The tools available today have given us the opportunity to connect directly with our audiences, no matter how niche – and for that I’m grateful, because that’s what made me stay.
Human connection is the sexy part of public relations.
PR now gives us the opportunity for real two-way connection, as opposed to the primarily broadcast, or one-way model that previously existed for decades. And it can give us a taste of what an individual is about.
My own career in public relations started around 1997 when I was working for a small business association, which was heavily weighted in government relations as a lobbyist.
By 2004 (the same year Facebook was founded), while working full-time, I began my graduate studies, which is around the time when I felt a reawakening for the profession.
I became familiar with the Toronto School of Communication.
In particular, Marshall McLuhan’s 1964 “pioneering study in media theory” Understanding Media felt very real.
“With the arrival of electric technology, man has extended, or set outside himself, a live model of the central nervous system itself.” Marshall McLuhan, Understanding Media: The Extensions Of Man
Edmonton-born, Winnipeg-raised and as an adult, Toronto-based, McLuhan became a cultural icon between the 50s-70s.
The Playboy Interview, a Laugh-In bit with Goldie Hawn called “Marshall McLuhan, Whatcha Doing?, and a cameo in Woody Allen’s Annie Hall with Diane Keaton are some of the outcomes of how dramatic of an influence McLuhan had on society at the time.
He died in 1980, but in the mid-2000s, the National Film Board – recognizing the timelessness of his thinking – released McLuhan’s Wake.
Consider the many things McLuhan said and how they continue to resonate today. Also keep in mind, a number of people at the time thought he was crazy.
“We become what we behold. We shape our tools and then our tools shape us.”
“In this electronic age we see ourselves being translated more and more into the form of information, moving toward the technological extension of consciousness.”
“A point of view can be a dangerous luxury when substituted for insight and understanding.”
“The new electronic independence re-creates the world in the image of a global village.”
“As technology advances, it reverses the characteristics of every situation again and again. The age of automation is going to be the age of ‘do it yourself.’”
“The more the data banks record about each one of us, the less we exist.”
“Innumerable confusions and a feeling of despair invariably emerge in periods of great technological and cultural transition.”
“The photograph reverses the purpose of travel, which until now had been to encounter the strange and unfamiliar.”

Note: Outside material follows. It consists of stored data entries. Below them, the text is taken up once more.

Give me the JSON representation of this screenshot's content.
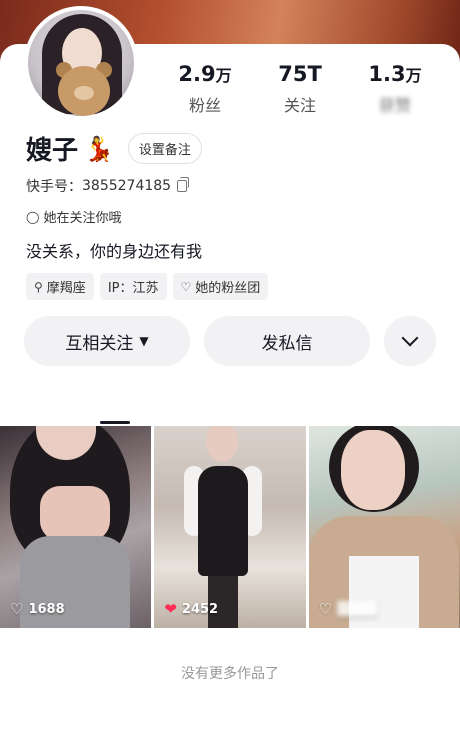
{
  "profile": {
    "name": "嫂子",
    "name_emoji": "💃",
    "remark_button": "设置备注",
    "uid_label": "快手号：",
    "uid_value": "3855274185",
    "follows_status": "她在关注你哦",
    "bio": "没关系，你的身边还有我"
  },
  "stats": [
    {
      "value": "2.9",
      "unit": "万",
      "label": "粉丝"
    },
    {
      "value": "75T",
      "unit": "",
      "label": "关注"
    },
    {
      "value": "1.3",
      "unit": "万",
      "label": "获赞"
    }
  ],
  "tags": [
    {
      "icon": "zodiac-icon",
      "label": "摩羯座"
    },
    {
      "icon": "location-icon",
      "label": "IP：江苏"
    },
    {
      "icon": "fan-group-icon",
      "label": "她的粉丝团"
    }
  ],
  "actions": {
    "follow": "互相关注",
    "message": "发私信",
    "more_icon": "chevron-down-icon"
  },
  "videos": [
    {
      "likes": "1688",
      "liked": false
    },
    {
      "likes": "2452",
      "liked": true
    },
    {
      "likes": "",
      "liked": false
    }
  ],
  "footer": {
    "no_more": "没有更多作品了"
  },
  "colors": {
    "like_red": "#fe2c55",
    "text_primary": "#161823",
    "button_bg": "#f2f2f4"
  }
}
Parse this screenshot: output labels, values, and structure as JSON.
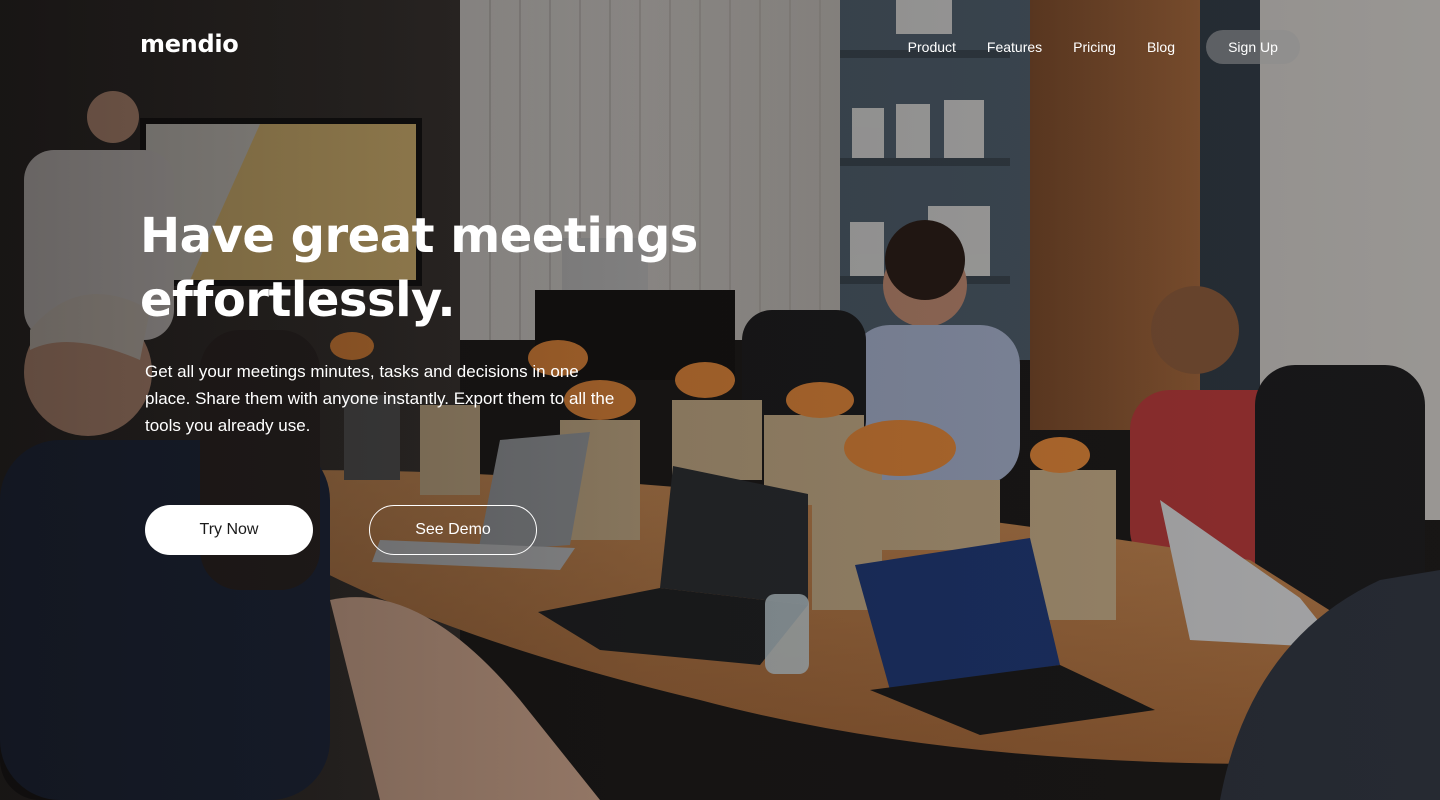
{
  "nav": {
    "logo": "mendio",
    "links": [
      {
        "label": "Product"
      },
      {
        "label": "Features"
      },
      {
        "label": "Pricing"
      },
      {
        "label": "Blog"
      }
    ],
    "signup_label": "Sign Up"
  },
  "hero": {
    "headline_line1": "Have great meetings",
    "headline_line2": "effortlessly.",
    "subtext": "Get all your meetings minutes, tasks and decisions in one place. Share them with anyone instantly. Export them to all the tools you already use.",
    "primary_cta": "Try Now",
    "secondary_cta": "See Demo"
  },
  "colors": {
    "text": "#ffffff",
    "primary_button_bg": "#ffffff",
    "primary_button_text": "#1a1a1a",
    "signup_button_bg": "rgba(140,140,140,0.55)"
  }
}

“Obsolescence never meant the end of anything, it’s just the beginning.”
The magic in Mcluhan’s thinking is essentially pattern recognition of the effects of all forms of media on individuals.
He realized that humans are always just humans – no matter the time period they’re in, or the media available.
The ability to be able to connect directly – and increasingly in more meaningful ways – with the “extensions of man” that we know today as social media, was the shift that I needed to realize that PR was where I continue to want to be.